I have a byte array (unsigned char *) that represents a tree like datastructure in memory. Each node of the tree contains elements of different sizes: 1 bool at the beginning, n unsigned ints and n unsigned shorts. I have done it in this way because having the least memory usage is very important for me. Unfortunately that leads to memory alignment issues when I try to access to copy from global memory into shared memory:
__global__ void sampleerror(unsigned char * global_mem, unsigned int updated_idx...) {
__shared__ unsigned int offsets[MAX_NUM_CHILDREN/2 +1];
__shared__ unsigned int entries[ENTRIES_PER_NODE];
__shared__ bool booleans[4];
bool * is_last = &booleans[0];
//First warp divergence here. We are reading in from global memory
if (i == 0) {
*is_last = (bool)global_mem[updated_idx];
}
__syncthreads();
if (*is_last) {
//The number of entries in the bottom most nodes may be smaller than the size
if (i < (size - 1)/entry_size) {
entries[i] = *(unsigned int *)(&global_mem[updated_idx + 1 + i*sizeof(unsigned int)]);
}
} else {
int num_entries = (size - 1 - sizeof(unsigned int) - sizeof(unsigned short))/(entry_size + sizeof(unsigned short));
//Load the unsigned int start offset together with the accumulated offsets to avoid warp divergence
if (i < ((num_entries + 1)/2) + 1) {
offsets[i] = *(unsigned int *)(&global_mem[updated_idx + 1 * i*sizeof(unsigned int)]);
}
__syncthreads();
//Now load the entries
if (i < num_entries) {
entries[i] = *(unsigned int *)(&global_mem[updated_idx + 1 + (num_entries + 1)*sizeof(unsigned int) + i*sizeof(unsigned int)]);
}
}
__syncthreads();
}
I get misaligned memory access, because I am trying to copy to shared memory here (and in the else statement):
entries[i] = *(unsigned int *)(&global_mem[updated_idx + 1 + i*sizeof(unsigned int)]);
because updated_idx + 1 is not necessarely aligned. Questions:
1) If I don't want to pad my datastructure to be nicely aligned for integers, is copying byte by byte my only option?

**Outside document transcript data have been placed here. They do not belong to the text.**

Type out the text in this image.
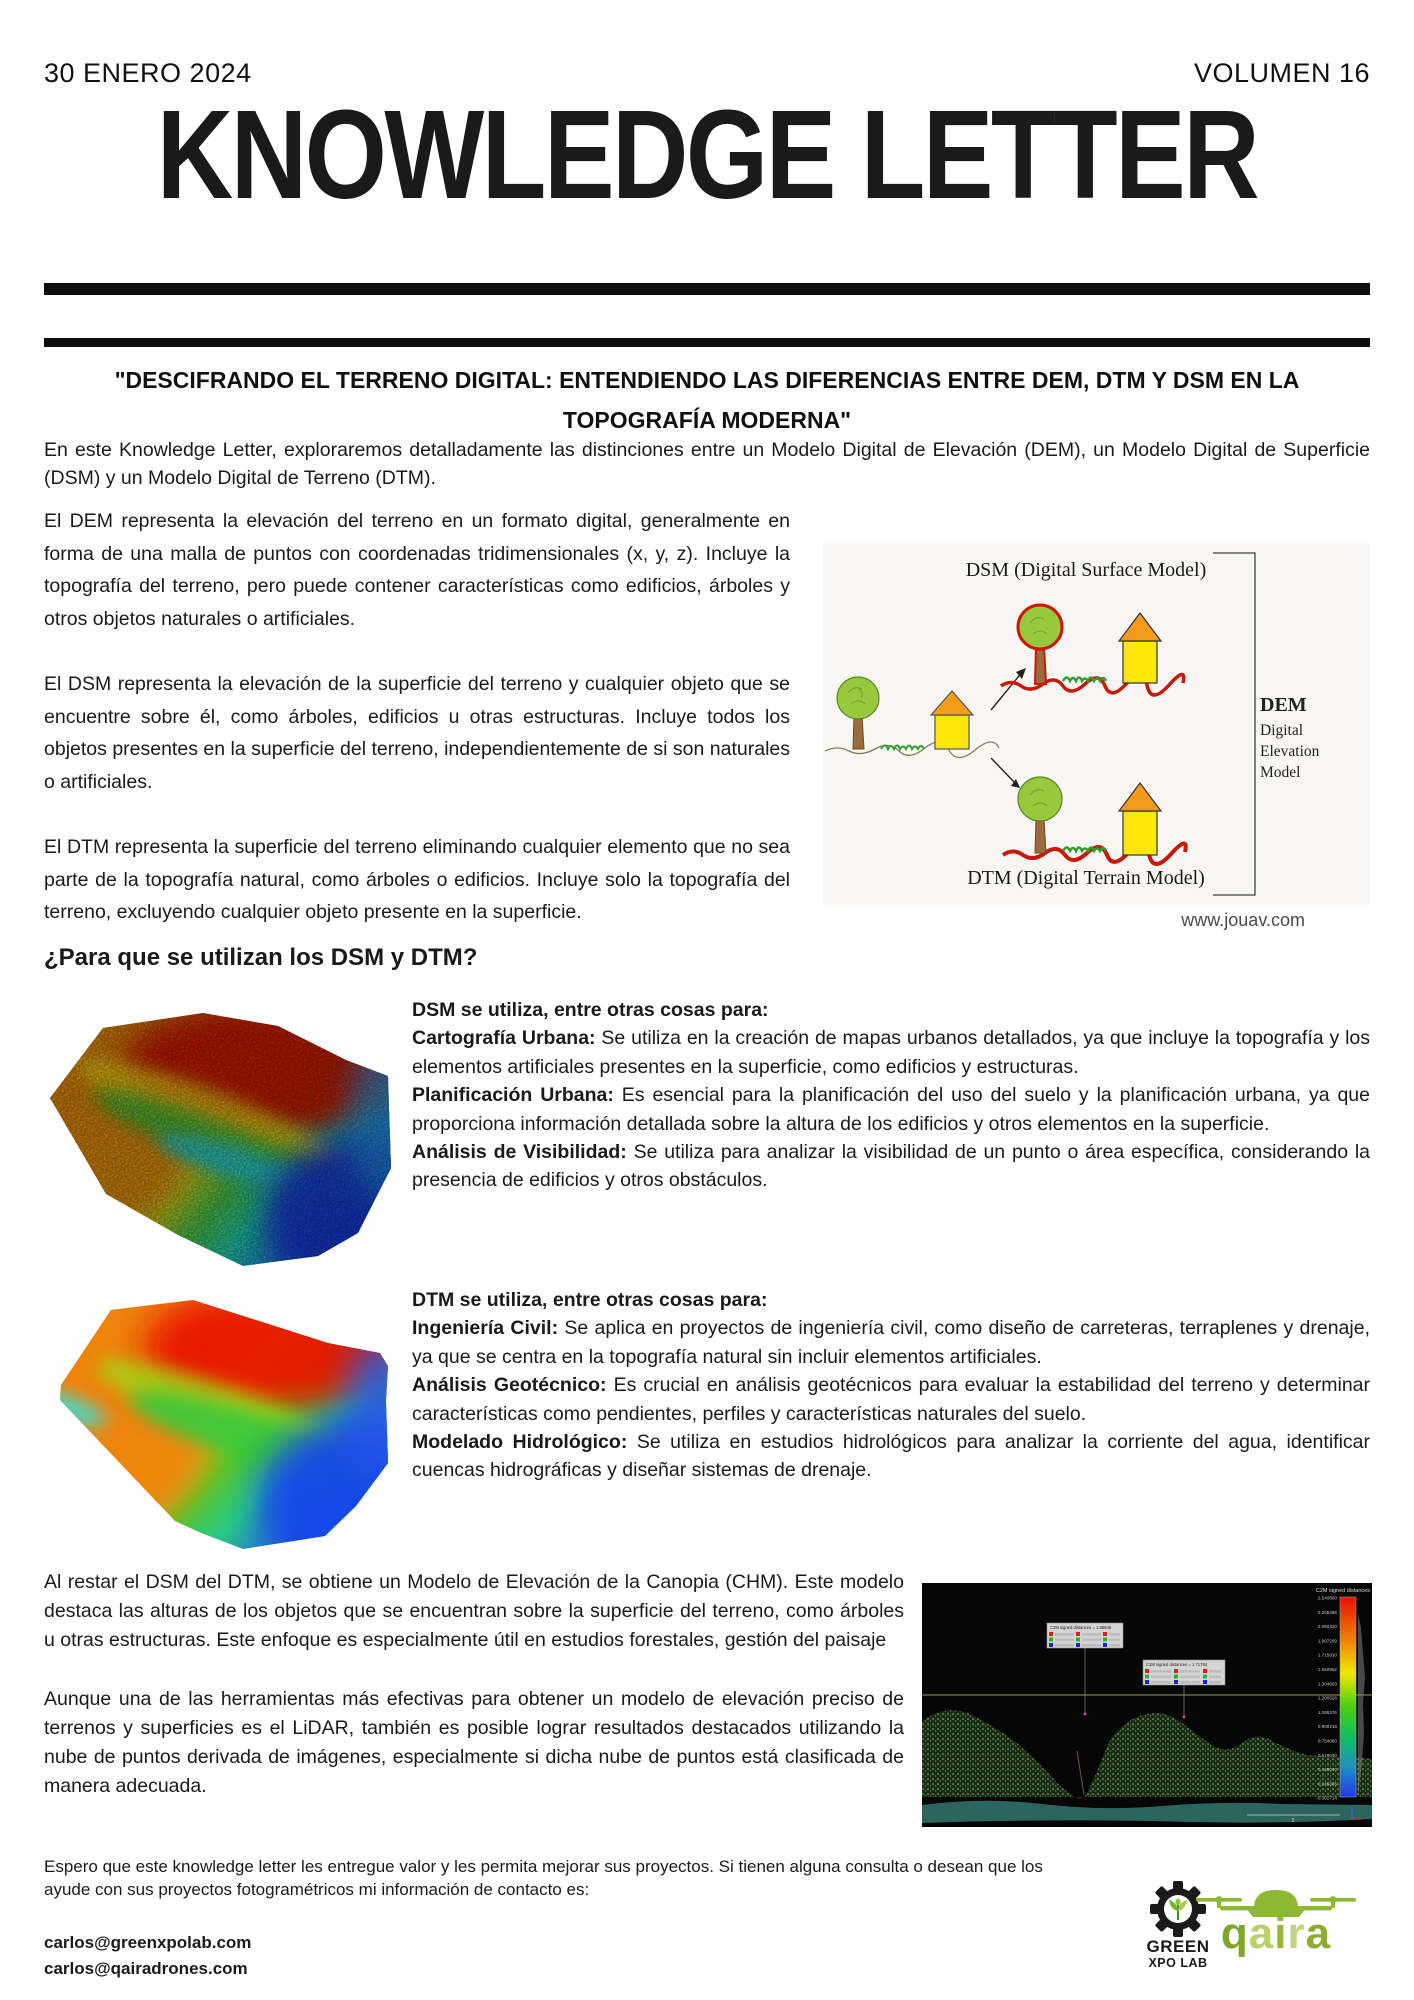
30 ENERO 2024	VOLUMEN 16
KNOWLEDGE LETTER
"DESCIFRANDO EL TERRENO DIGITAL: ENTENDIENDO LAS DIFERENCIAS ENTRE DEM, DTM Y DSM EN LA TOPOGRAFÍA MODERNA"
En este Knowledge Letter, exploraremos detalladamente las distinciones entre un Modelo Digital de Elevación (DEM), un Modelo Digital de Superficie (DSM) y un Modelo Digital de Terreno (DTM).

El DEM representa la elevación del terreno en un formato digital, generalmente en forma de una malla de puntos con coordenadas tridimensionales (x, y, z). Incluye la topografía del terreno, pero puede contener características como edificios, árboles y otros objetos naturales o artificiales.

El DSM representa la elevación de la superficie del terreno y cualquier objeto que se encuentre sobre él, como árboles, edificios u otras estructuras. Incluye todos los objetos presentes en la superficie del terreno, independientemente de si son naturales o artificiales.

El DTM representa la superficie del terreno eliminando cualquier elemento que no sea parte de la topografía natural, como árboles o edificios. Incluye solo la topografía del terreno, excluyendo cualquier objeto presente en la superficie.

DEM
Digital
Elevation
Model
DSM (Digital Surface Model)
DTM (Digital Terrain Model)
www.jouav.com
¿Para que se utilizan los DSM y DTM?

DSM se utiliza, entre otras cosas para:

Cartografía Urbana: Se utiliza en la creación de mapas urbanos detallados, ya que incluye la topografía y los elementos artificiales presentes en la superficie, como edificios y estructuras.

Planificación Urbana: Es esencial para la planificación del uso del suelo y la planificación urbana, ya que proporciona información detallada sobre la altura de los edificios y otros elementos en la superficie.

Análisis de Visibilidad: Se utiliza para analizar la visibilidad de un punto o área específica, considerando la presencia de edificios y otros obstáculos.

DTM se utiliza, entre otras cosas para:

Ingeniería Civil: Se aplica en proyectos de ingeniería civil, como diseño de carreteras, terraplenes y drenaje, ya que se centra en la topografía natural sin incluir elementos artificiales.

Análisis Geotécnico: Es crucial en análisis geotécnicos para evaluar la estabilidad del terreno y determinar características como pendientes, perfiles y características naturales del suelo.

Modelado Hidrológico: Se utiliza en estudios hidrológicos para analizar la corriente del agua, identificar cuencas hidrográficas y diseñar sistemas de drenaje.

Al restar el DSM del DTM, se obtiene un Modelo de Elevación de la Canopia (CHM). Este modelo destaca las alturas de los objetos que se encuentran sobre la superficie del terreno, como árboles u otras estructuras. Este enfoque es especialmente útil en estudios forestales, gestión del paisaje

Aunque una de las herramientas más efectivas para obtener un modelo de elevación preciso de terrenos y superficies es el LiDAR, también es posible lograr resultados destacados utilizando la nube de puntos derivada de imágenes, especialmente si dicha nube de puntos está clasificada de manera adecuada.

C2M signed distances = 1.68945
C2M signed distances = 1.71784
C2M signed distances
2.540800
2.265486
2.050320
1.907209
1.715810
1.550952
1.304603
1.200526
1.066376
0.900218
0.754060
0.579030
0.460040
0.245085
-0.002714
2
Espero que este knowledge letter les entregue valor y les permita mejorar sus proyectos. Si tienen alguna consulta o desean que los ayude con sus proyectos fotogramétricos mi información de contacto es:
carlos@greenxpolab.com
carlos@qairadrones.com
GREEN
XPO LAB
qaira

2) If I am copying byte by byte to shared memory from global, would it be 4 times slower than if I am able to copy unsigned int by unsigned int.
3) Is it possible to get misaligned memory accesses if I am doing it byte by byte? I think i've read that byte accesses are always aligned.
EDIT:
I have a btree-ish datastructure where each node contains a payload in the form of:
struct Entry {
unsigned int key;
unsigned int next_level_offset;
float prob1;
float prob2;
}
For searching the btree I only require the key information from each entry, not the rest of the information in the struct. Therefore each node is collapsed in a byte array in the following way:
(bool is_last)(key1, key2, key3...)((offset, prob1 prob2 of key1), (offset, prob1 prob2 of key2), (offset, prob1 prob2 of key3))(unsigned int first_child_start_offset)(short sizeofChild1, short sizeofChild2, short sizeofChild3...)
Obviously if is_last is false, than there would be only no childrenOffsets stored.
The reason i have laid out the data in this way is that the number of entries per node can be variable so if I store separate things in separate arrays I would have to keep additional track of beginning and end indices of those "metadata" arrays which would result in either more data being stored or having to use a state machine during search, which I would like to avoid. I believe it can be done with relatively little work for the bool part of each node, but not for anything else (like the offsets).